Protecting the forests of Virunga National Park in the eastern Democratic Republic of congo home to endangered mountain gorillas could be described as one of the toughest jobs on the planet.
In the past 12 months, more than 20 of the park’s staff have been murdered and last week rebels were accused of killing the Italian ambassador to DR Congo, his security guard, and driver in an attack within the park.
“The level of sacrifice that’s involved in keeping this work going all always be the hardest thing to deal with”, says Emmanuel de Merode, who is in charge of more than 800 rangers at Virunga, Africa’s oldest and largest national park.

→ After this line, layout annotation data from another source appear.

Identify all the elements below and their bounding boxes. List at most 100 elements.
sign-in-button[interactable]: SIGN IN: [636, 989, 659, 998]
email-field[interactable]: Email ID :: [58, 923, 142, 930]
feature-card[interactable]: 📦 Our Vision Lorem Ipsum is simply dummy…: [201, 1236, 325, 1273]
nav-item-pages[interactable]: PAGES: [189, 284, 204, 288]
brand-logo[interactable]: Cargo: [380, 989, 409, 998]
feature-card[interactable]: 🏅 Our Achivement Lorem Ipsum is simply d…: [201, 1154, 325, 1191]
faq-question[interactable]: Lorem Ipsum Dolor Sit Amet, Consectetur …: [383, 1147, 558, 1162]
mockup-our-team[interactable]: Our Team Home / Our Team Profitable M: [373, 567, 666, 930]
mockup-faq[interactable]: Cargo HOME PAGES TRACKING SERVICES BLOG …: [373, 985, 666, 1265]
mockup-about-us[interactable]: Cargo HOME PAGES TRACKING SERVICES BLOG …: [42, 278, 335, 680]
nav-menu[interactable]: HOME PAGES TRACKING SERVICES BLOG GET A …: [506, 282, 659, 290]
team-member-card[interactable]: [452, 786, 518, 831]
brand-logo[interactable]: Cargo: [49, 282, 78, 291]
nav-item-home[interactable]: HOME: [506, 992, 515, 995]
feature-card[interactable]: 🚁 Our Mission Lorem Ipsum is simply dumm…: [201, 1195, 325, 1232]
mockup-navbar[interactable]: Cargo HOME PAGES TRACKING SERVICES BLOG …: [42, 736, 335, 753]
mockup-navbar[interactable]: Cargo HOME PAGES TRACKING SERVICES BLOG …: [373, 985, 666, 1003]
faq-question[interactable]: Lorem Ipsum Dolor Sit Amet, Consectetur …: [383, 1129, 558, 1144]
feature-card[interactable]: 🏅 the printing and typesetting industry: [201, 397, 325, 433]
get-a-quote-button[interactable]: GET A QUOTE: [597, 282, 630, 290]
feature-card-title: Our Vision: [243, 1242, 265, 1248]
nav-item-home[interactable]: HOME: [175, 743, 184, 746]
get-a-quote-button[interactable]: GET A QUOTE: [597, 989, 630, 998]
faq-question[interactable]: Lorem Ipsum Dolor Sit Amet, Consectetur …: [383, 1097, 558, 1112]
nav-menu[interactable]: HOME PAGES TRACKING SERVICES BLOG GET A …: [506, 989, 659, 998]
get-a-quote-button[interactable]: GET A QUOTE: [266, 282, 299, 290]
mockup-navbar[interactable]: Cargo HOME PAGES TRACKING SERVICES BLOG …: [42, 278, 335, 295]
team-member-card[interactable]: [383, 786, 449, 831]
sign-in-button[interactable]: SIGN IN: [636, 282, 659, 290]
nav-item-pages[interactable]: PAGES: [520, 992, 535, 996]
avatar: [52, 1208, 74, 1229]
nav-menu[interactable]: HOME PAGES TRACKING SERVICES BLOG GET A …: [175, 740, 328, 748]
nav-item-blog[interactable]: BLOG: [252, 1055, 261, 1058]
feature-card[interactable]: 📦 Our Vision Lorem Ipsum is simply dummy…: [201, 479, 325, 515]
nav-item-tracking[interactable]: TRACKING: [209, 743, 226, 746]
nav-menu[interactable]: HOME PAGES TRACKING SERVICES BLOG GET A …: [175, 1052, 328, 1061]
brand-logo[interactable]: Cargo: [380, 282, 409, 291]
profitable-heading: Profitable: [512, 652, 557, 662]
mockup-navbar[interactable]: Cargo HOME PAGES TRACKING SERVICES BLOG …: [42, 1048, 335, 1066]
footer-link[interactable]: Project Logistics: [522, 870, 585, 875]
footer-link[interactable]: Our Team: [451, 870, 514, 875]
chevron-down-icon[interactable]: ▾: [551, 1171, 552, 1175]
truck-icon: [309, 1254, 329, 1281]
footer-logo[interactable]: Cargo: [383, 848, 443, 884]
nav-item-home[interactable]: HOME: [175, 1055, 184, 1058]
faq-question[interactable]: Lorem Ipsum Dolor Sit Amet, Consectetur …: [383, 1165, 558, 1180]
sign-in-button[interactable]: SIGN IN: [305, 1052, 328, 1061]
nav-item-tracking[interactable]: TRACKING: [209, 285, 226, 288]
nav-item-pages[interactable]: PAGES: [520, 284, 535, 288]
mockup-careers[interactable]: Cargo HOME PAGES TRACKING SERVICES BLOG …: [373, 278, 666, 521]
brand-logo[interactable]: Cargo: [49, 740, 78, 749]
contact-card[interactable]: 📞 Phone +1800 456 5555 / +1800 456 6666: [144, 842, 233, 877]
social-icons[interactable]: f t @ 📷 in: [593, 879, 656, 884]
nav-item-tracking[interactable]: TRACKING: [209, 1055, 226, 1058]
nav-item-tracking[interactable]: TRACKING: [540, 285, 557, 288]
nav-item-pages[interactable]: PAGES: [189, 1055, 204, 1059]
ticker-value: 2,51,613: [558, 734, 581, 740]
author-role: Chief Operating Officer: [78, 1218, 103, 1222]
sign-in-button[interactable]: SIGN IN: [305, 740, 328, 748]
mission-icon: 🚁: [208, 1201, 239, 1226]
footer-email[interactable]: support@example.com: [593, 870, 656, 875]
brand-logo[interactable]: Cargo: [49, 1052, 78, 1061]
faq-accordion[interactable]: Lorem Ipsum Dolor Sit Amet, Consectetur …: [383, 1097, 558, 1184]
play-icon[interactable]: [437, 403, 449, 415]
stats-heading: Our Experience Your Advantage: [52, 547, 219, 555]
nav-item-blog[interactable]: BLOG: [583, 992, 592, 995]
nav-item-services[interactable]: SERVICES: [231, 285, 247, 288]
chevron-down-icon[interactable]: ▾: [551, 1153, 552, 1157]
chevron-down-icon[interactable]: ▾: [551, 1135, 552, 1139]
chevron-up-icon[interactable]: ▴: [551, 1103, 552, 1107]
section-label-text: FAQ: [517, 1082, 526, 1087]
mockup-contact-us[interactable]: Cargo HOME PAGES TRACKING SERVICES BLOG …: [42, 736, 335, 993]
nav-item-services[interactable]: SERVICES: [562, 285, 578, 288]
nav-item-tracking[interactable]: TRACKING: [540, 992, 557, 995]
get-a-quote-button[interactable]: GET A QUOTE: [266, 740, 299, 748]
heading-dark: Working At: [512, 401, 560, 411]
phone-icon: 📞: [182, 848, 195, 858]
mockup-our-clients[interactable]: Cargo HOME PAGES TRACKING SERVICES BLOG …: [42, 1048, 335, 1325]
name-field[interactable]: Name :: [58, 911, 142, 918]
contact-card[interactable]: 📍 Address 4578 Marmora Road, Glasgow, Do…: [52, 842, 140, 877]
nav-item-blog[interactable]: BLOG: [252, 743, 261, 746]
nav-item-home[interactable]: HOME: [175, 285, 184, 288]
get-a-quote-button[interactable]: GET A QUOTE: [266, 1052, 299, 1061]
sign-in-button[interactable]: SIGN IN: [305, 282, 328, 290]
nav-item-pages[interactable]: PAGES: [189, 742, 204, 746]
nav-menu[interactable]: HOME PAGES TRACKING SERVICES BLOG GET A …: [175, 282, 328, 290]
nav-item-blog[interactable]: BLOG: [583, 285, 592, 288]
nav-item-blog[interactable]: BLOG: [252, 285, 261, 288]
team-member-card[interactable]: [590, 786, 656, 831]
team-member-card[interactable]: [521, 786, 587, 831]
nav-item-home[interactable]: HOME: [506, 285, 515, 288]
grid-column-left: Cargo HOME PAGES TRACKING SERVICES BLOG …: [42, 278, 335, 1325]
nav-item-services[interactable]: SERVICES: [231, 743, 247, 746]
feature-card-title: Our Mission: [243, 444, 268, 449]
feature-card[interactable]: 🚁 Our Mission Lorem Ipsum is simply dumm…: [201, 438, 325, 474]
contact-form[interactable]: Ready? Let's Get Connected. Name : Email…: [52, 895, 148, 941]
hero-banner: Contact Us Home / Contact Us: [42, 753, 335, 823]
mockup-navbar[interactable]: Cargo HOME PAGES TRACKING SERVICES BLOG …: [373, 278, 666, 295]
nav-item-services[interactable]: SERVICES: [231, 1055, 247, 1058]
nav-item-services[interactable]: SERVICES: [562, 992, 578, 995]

It spans 7,800 sq km (3,000 sq miles) and I’d home to an astonishingly diverse landscape from active volcanoes and vast lakes to rainforest and mountains. The park was set up nearly 100 years ago to protect mountain gorillas of which there are only 1,000 left in the world. Mr. De Merode has lived in DR Congo for nearly 30 years but he still remembers the day he first arrived.
“I bought a motorbike in Kampala and drove through Uganda into Congo and as you cross the border you’re immediately struck by the enormity of the park and the incredibly beautiful landscapes”.
Born in North Africa and raised in Kenya, Mr. Merode is a Belgian prince but he does not use his title. He is softly spoken and calm despite the challenges he and his team face daily.